Diethyldithiocarbamate has also been the subject of a limited study on potential in vitro antioxidants. See Ames, et. al. Free Rad. Res., 24(6), p. 461, (1996). This study addresses only the in vitro reaction chemistry of diethyldithiocarbamate with HOCI and hydroxyl radical, but is conspicuously silent on the use of this or any other dithiocarbamate for the in vivo reduction of free radical levels.
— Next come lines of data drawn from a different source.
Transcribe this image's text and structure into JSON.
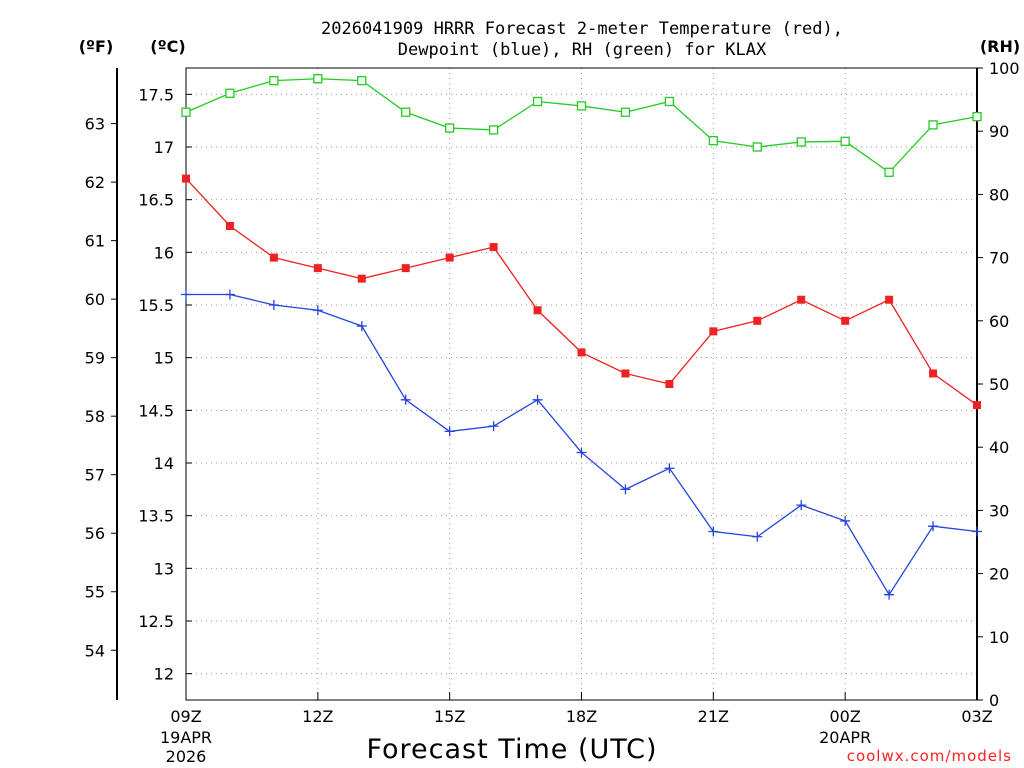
{
  "chart_data": {
    "type": "line",
    "title_lines": [
      "2026041909 HRRR Forecast 2-meter Temperature (red),",
      "Dewpoint (blue), RH (green) for KLAX"
    ],
    "xlabel": "Forecast Time (UTC)",
    "credit": "coolwx.com/models",
    "units": {
      "fahrenheit": "(ºF)",
      "celsius": "(ºC)",
      "rh": "(RH)"
    },
    "x_hours": [
      0,
      1,
      2,
      3,
      4,
      5,
      6,
      7,
      8,
      9,
      10,
      11,
      12,
      13,
      14,
      15,
      16,
      17,
      18
    ],
    "x_ticks": [
      {
        "hour": 0,
        "label": "09Z",
        "sub": [
          "19APR",
          "2026"
        ]
      },
      {
        "hour": 3,
        "label": "12Z",
        "sub": []
      },
      {
        "hour": 6,
        "label": "15Z",
        "sub": []
      },
      {
        "hour": 9,
        "label": "18Z",
        "sub": []
      },
      {
        "hour": 12,
        "label": "21Z",
        "sub": []
      },
      {
        "hour": 15,
        "label": "00Z",
        "sub": [
          "20APR"
        ]
      },
      {
        "hour": 18,
        "label": "03Z",
        "sub": []
      }
    ],
    "celsius_axis": {
      "range": [
        11.75,
        17.75
      ],
      "ticks": [
        "12",
        "12.5",
        "13",
        "13.5",
        "14",
        "14.5",
        "15",
        "15.5",
        "16",
        "16.5",
        "17",
        "17.5"
      ]
    },
    "fahrenheit_axis": {
      "range": [
        53.15,
        63.95
      ],
      "ticks": [
        "54",
        "55",
        "56",
        "57",
        "58",
        "59",
        "60",
        "61",
        "62",
        "63"
      ]
    },
    "rh_axis": {
      "range": [
        0,
        100
      ],
      "ticks": [
        "0",
        "10",
        "20",
        "30",
        "40",
        "50",
        "60",
        "70",
        "80",
        "90",
        "100"
      ]
    },
    "series": [
      {
        "name": "2-meter Temperature",
        "axis": "celsius",
        "color": "#ee2222",
        "marker": "filled-square",
        "values": [
          16.7,
          16.25,
          15.95,
          15.85,
          15.75,
          15.85,
          15.95,
          16.05,
          15.45,
          15.05,
          14.85,
          14.75,
          15.25,
          15.35,
          15.55,
          15.35,
          15.55,
          14.85,
          14.55
        ]
      },
      {
        "name": "Dewpoint",
        "axis": "celsius",
        "color": "#2244dd",
        "marker": "plus",
        "values": [
          15.6,
          15.6,
          15.5,
          15.45,
          15.3,
          14.6,
          14.3,
          14.35,
          14.6,
          14.1,
          13.75,
          13.95,
          13.35,
          13.3,
          13.6,
          13.45,
          12.75,
          13.4,
          13.35
        ]
      },
      {
        "name": "RH",
        "axis": "rh",
        "color": "#22cc22",
        "marker": "open-square",
        "values": [
          93,
          96,
          98,
          98.3,
          98,
          93,
          90.5,
          90.2,
          94.7,
          94,
          93,
          94.7,
          88.5,
          87.5,
          88.3,
          88.4,
          83.5,
          91,
          92.3
        ]
      }
    ]
  }
}
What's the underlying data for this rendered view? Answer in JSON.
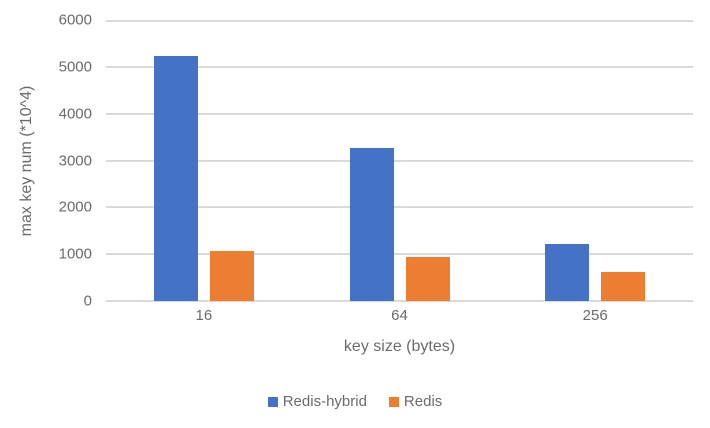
{
  "chart_data": {
    "type": "bar",
    "categories": [
      "16",
      "64",
      "256"
    ],
    "series": [
      {
        "name": "Redis-hybrid",
        "color": "#4472C4",
        "values": [
          5240,
          3260,
          1220
        ]
      },
      {
        "name": "Redis",
        "color": "#ED7D31",
        "values": [
          1070,
          930,
          610
        ]
      }
    ],
    "title": "",
    "xlabel": "key size (bytes)",
    "ylabel": "max key num (*10^4)",
    "ylim": [
      0,
      6000
    ],
    "ytick_step": 1000,
    "yticks": [
      "0",
      "1000",
      "2000",
      "3000",
      "4000",
      "5000",
      "6000"
    ],
    "grid": true,
    "legend_position": "bottom"
  },
  "colors": {
    "background": "#FFFFFF",
    "gridline": "#DADADA",
    "axis_text": "#6B6B6B"
  }
}
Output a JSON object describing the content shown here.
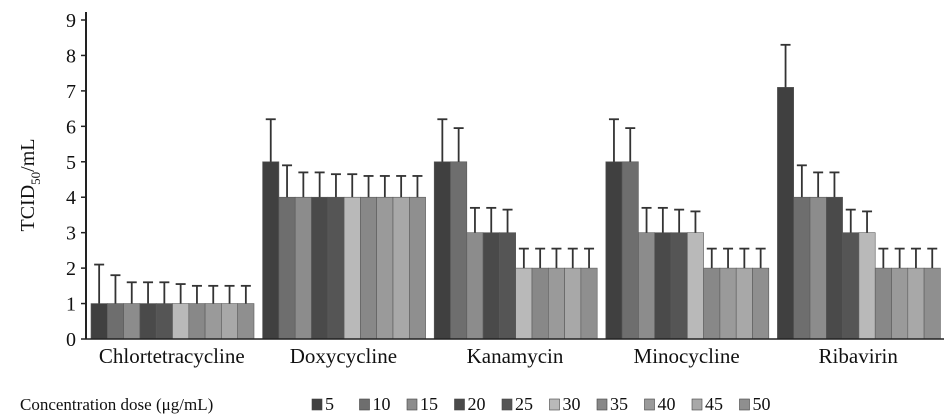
{
  "chart_data": {
    "type": "bar",
    "title": "",
    "ylabel": "TCID50/mL",
    "ylabel_main": "TCID",
    "ylabel_sub": "50",
    "ylabel_tail": "/mL",
    "xlabel": "",
    "ylim": [
      0,
      9
    ],
    "yticks": [
      "0",
      "1",
      "2",
      "3",
      "4",
      "5",
      "6",
      "7",
      "8",
      "9"
    ],
    "grid": false,
    "error_bars": true,
    "legend_position": "bottom",
    "legend_title": "Concentration dose (μg/mL)",
    "categories": [
      "Chlortetracycline",
      "Doxycycline",
      "Kanamycin",
      "Minocycline",
      "Ribavirin"
    ],
    "series": [
      {
        "name": "5",
        "color": "#404040",
        "values": [
          1,
          5,
          5,
          5,
          7.1
        ],
        "errors": [
          1.1,
          1.2,
          1.2,
          1.2,
          1.2
        ]
      },
      {
        "name": "10",
        "color": "#6e6e6e",
        "values": [
          1,
          4,
          5,
          5,
          4
        ],
        "errors": [
          0.8,
          0.9,
          0.95,
          0.95,
          0.9
        ]
      },
      {
        "name": "15",
        "color": "#8c8c8c",
        "values": [
          1,
          4,
          3,
          3,
          4
        ],
        "errors": [
          0.6,
          0.7,
          0.7,
          0.7,
          0.7
        ]
      },
      {
        "name": "20",
        "color": "#4a4a4a",
        "values": [
          1,
          4,
          3,
          3,
          4
        ],
        "errors": [
          0.6,
          0.7,
          0.7,
          0.7,
          0.7
        ]
      },
      {
        "name": "25",
        "color": "#555555",
        "values": [
          1,
          4,
          3,
          3,
          3
        ],
        "errors": [
          0.6,
          0.65,
          0.65,
          0.65,
          0.65
        ]
      },
      {
        "name": "30",
        "color": "#b9b9b9",
        "values": [
          1,
          4,
          2,
          3,
          3
        ],
        "errors": [
          0.55,
          0.65,
          0.55,
          0.6,
          0.6
        ]
      },
      {
        "name": "35",
        "color": "#888888",
        "values": [
          1,
          4,
          2,
          2,
          2
        ],
        "errors": [
          0.5,
          0.6,
          0.55,
          0.55,
          0.55
        ]
      },
      {
        "name": "40",
        "color": "#9a9a9a",
        "values": [
          1,
          4,
          2,
          2,
          2
        ],
        "errors": [
          0.5,
          0.6,
          0.55,
          0.55,
          0.55
        ]
      },
      {
        "name": "45",
        "color": "#a8a8a8",
        "values": [
          1,
          4,
          2,
          2,
          2
        ],
        "errors": [
          0.5,
          0.6,
          0.55,
          0.55,
          0.55
        ]
      },
      {
        "name": "50",
        "color": "#8f8f8f",
        "values": [
          1,
          4,
          2,
          2,
          2
        ],
        "errors": [
          0.5,
          0.6,
          0.55,
          0.55,
          0.55
        ]
      }
    ]
  }
}
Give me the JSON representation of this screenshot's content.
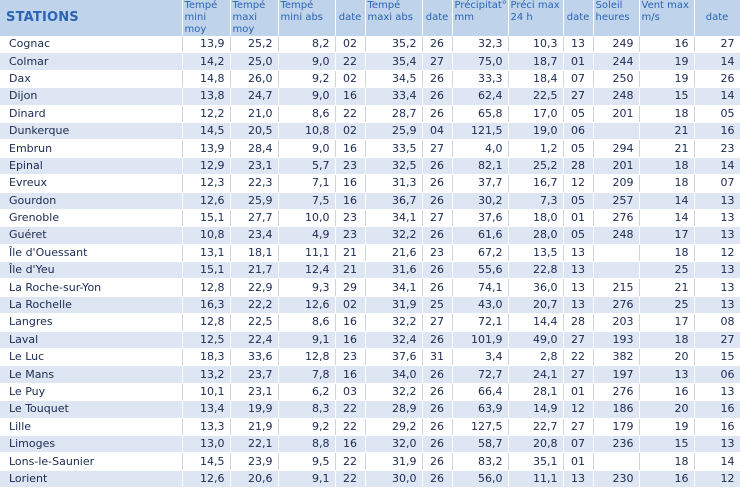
{
  "headers": {
    "stations": "STATIONS",
    "tmin_moy": "Tempé mini moy",
    "tmax_moy": "Tempé maxi moy",
    "tmin_abs": "Tempé mini abs",
    "date1": "date",
    "tmax_abs": "Tempé maxi abs",
    "date2": "date",
    "precip": "Précipitat° mm",
    "preci_max": "Préci max 24 h",
    "date3": "date",
    "soleil": "Soleil heures",
    "vent_max": "Vent max m/s",
    "date4": "date"
  },
  "rows": [
    [
      "Cognac",
      "13,9",
      "25,2",
      "8,2",
      "02",
      "35,2",
      "26",
      "32,3",
      "10,3",
      "13",
      "249",
      "16",
      "27"
    ],
    [
      "Colmar",
      "14,2",
      "25,0",
      "9,0",
      "22",
      "35,4",
      "27",
      "75,0",
      "18,7",
      "01",
      "244",
      "19",
      "14"
    ],
    [
      "Dax",
      "14,8",
      "26,0",
      "9,2",
      "02",
      "34,5",
      "26",
      "33,3",
      "18,4",
      "07",
      "250",
      "19",
      "26"
    ],
    [
      "Dijon",
      "13,8",
      "24,7",
      "9,0",
      "16",
      "33,4",
      "26",
      "62,4",
      "22,5",
      "27",
      "248",
      "15",
      "14"
    ],
    [
      "Dinard",
      "12,2",
      "21,0",
      "8,6",
      "22",
      "28,7",
      "26",
      "65,8",
      "17,0",
      "05",
      "201",
      "18",
      "05"
    ],
    [
      "Dunkerque",
      "14,5",
      "20,5",
      "10,8",
      "02",
      "25,9",
      "04",
      "121,5",
      "19,0",
      "06",
      "",
      "21",
      "16"
    ],
    [
      "Embrun",
      "13,9",
      "28,4",
      "9,0",
      "16",
      "33,5",
      "27",
      "4,0",
      "1,2",
      "05",
      "294",
      "21",
      "23"
    ],
    [
      "Epinal",
      "12,9",
      "23,1",
      "5,7",
      "23",
      "32,5",
      "26",
      "82,1",
      "25,2",
      "28",
      "201",
      "18",
      "14"
    ],
    [
      "Evreux",
      "12,3",
      "22,3",
      "7,1",
      "16",
      "31,3",
      "26",
      "37,7",
      "16,7",
      "12",
      "209",
      "18",
      "07"
    ],
    [
      "Gourdon",
      "12,6",
      "25,9",
      "7,5",
      "16",
      "36,7",
      "26",
      "30,2",
      "7,3",
      "05",
      "257",
      "14",
      "13"
    ],
    [
      "Grenoble",
      "15,1",
      "27,7",
      "10,0",
      "23",
      "34,1",
      "27",
      "37,6",
      "18,0",
      "01",
      "276",
      "14",
      "13"
    ],
    [
      "Guéret",
      "10,8",
      "23,4",
      "4,9",
      "23",
      "32,2",
      "26",
      "61,6",
      "28,0",
      "05",
      "248",
      "17",
      "13"
    ],
    [
      "Île d'Ouessant",
      "13,1",
      "18,1",
      "11,1",
      "21",
      "21,6",
      "23",
      "67,2",
      "13,5",
      "13",
      "",
      "18",
      "12"
    ],
    [
      "Île d'Yeu",
      "15,1",
      "21,7",
      "12,4",
      "21",
      "31,6",
      "26",
      "55,6",
      "22,8",
      "13",
      "",
      "25",
      "13"
    ],
    [
      "La Roche-sur-Yon",
      "12,8",
      "22,9",
      "9,3",
      "29",
      "34,1",
      "26",
      "74,1",
      "36,0",
      "13",
      "215",
      "21",
      "13"
    ],
    [
      "La Rochelle",
      "16,3",
      "22,2",
      "12,6",
      "02",
      "31,9",
      "25",
      "43,0",
      "20,7",
      "13",
      "276",
      "25",
      "13"
    ],
    [
      "Langres",
      "12,8",
      "22,5",
      "8,6",
      "16",
      "32,2",
      "27",
      "72,1",
      "14,4",
      "28",
      "203",
      "17",
      "08"
    ],
    [
      "Laval",
      "12,5",
      "22,4",
      "9,1",
      "16",
      "32,4",
      "26",
      "101,9",
      "49,0",
      "27",
      "193",
      "18",
      "27"
    ],
    [
      "Le Luc",
      "18,3",
      "33,6",
      "12,8",
      "23",
      "37,6",
      "31",
      "3,4",
      "2,8",
      "22",
      "382",
      "20",
      "15"
    ],
    [
      "Le Mans",
      "13,2",
      "23,7",
      "7,8",
      "16",
      "34,0",
      "26",
      "72,7",
      "24,1",
      "27",
      "197",
      "13",
      "06"
    ],
    [
      "Le Puy",
      "10,1",
      "23,1",
      "6,2",
      "03",
      "32,2",
      "26",
      "66,4",
      "28,1",
      "01",
      "276",
      "16",
      "13"
    ],
    [
      "Le Touquet",
      "13,4",
      "19,9",
      "8,3",
      "22",
      "28,9",
      "26",
      "63,9",
      "14,9",
      "12",
      "186",
      "20",
      "16"
    ],
    [
      "Lille",
      "13,3",
      "21,9",
      "9,2",
      "22",
      "29,2",
      "26",
      "127,5",
      "22,7",
      "27",
      "179",
      "19",
      "16"
    ],
    [
      "Limoges",
      "13,0",
      "22,1",
      "8,8",
      "16",
      "32,0",
      "26",
      "58,7",
      "20,8",
      "07",
      "236",
      "15",
      "13"
    ],
    [
      "Lons-le-Saunier",
      "14,5",
      "23,9",
      "9,5",
      "22",
      "31,9",
      "26",
      "83,2",
      "35,1",
      "01",
      "",
      "18",
      "14"
    ],
    [
      "Lorient",
      "12,6",
      "20,6",
      "9,1",
      "22",
      "30,0",
      "26",
      "56,0",
      "11,1",
      "13",
      "230",
      "16",
      "12"
    ]
  ]
}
Dithiocarbamates such as pyrrolidine dithiocarbamate have been determined to be potent inhibitors of nuclear factor kappa B (NFKB) in intact cells (see, for example, R. Schreck et al., in J Exp Med 175:1181-1194 (1992). In addition, NFKB has also been shown to up-regulate the expression of cell adhesive molecules, including the vascular cell adhesive molecule-1 (VCAM-1; see, for, example, M. F. Iademarco et al., in J Biol Chem 267:16323-16329 (1992)). Interestingly, in view of these known effects of dithiocarbamates on NFKB, Medford et al. propose the use of dithiocarbamates to treat cardiovascular diseases mediated by VCAM-1, through the inhibition of the NFKB pathway (see U.S. Pat. No. 5,380,747).
Accordingly, there is still a need in the art for processes to reduce free radical levels in vivo. In addition, there is also a need in the art for reagents useful for treatment of the cytotoxic effects associated with free radical overproduction, such as occurs in reperfusion injury, neurodegenerative disorders, and a variety of other diseases and conditions. The present invention addresses these and related needs.
In accordance with the present invention, methods have been developed for the in vivo reduction of free radical levels in subjects in need thereof. In contrast to treatment approaches described in the prior art, the present invention employs a scavenging approach whereby overproduced free radical is bound in vivo to a suitable free radical scavenger. The resulting complex renders the free radical harmless, and is eventually excreted in the urine of the host. Further in accordance with the present invention, there have been developed compositions and formulations useful for carrying out the above-described methods.
An exemplary free radical scavenger contemplated for use in the practice of the present invention is a dithiocarbamate-ferrous iron complex. This complex binds non-covalently to free radicals, forming a stable, water-soluble dithiocarbamate-iron-free radical complex.
The present invention relates to methods for reducing in vivo levels of free radicals as a means of treating subjects afflicted with inflammatory and/or infectious disease, reperfusion injury, neurodegerative disorders, and the like. Suitable free radical scavengers are administered to a host in need of such treatment; these scavengers interact with in vivo produced free radical, forming a stable non-covalently bound free radical-containing complex. Whereas un-complexed free radicals are highly reactive chemical species, non-covalently bound free radical-containing complexes are not. The free radical-containing complex is then filtered through the kidneys, concentrated in the urine, and eventually excreted by the subject, thereby reducing in vivo free radical levels.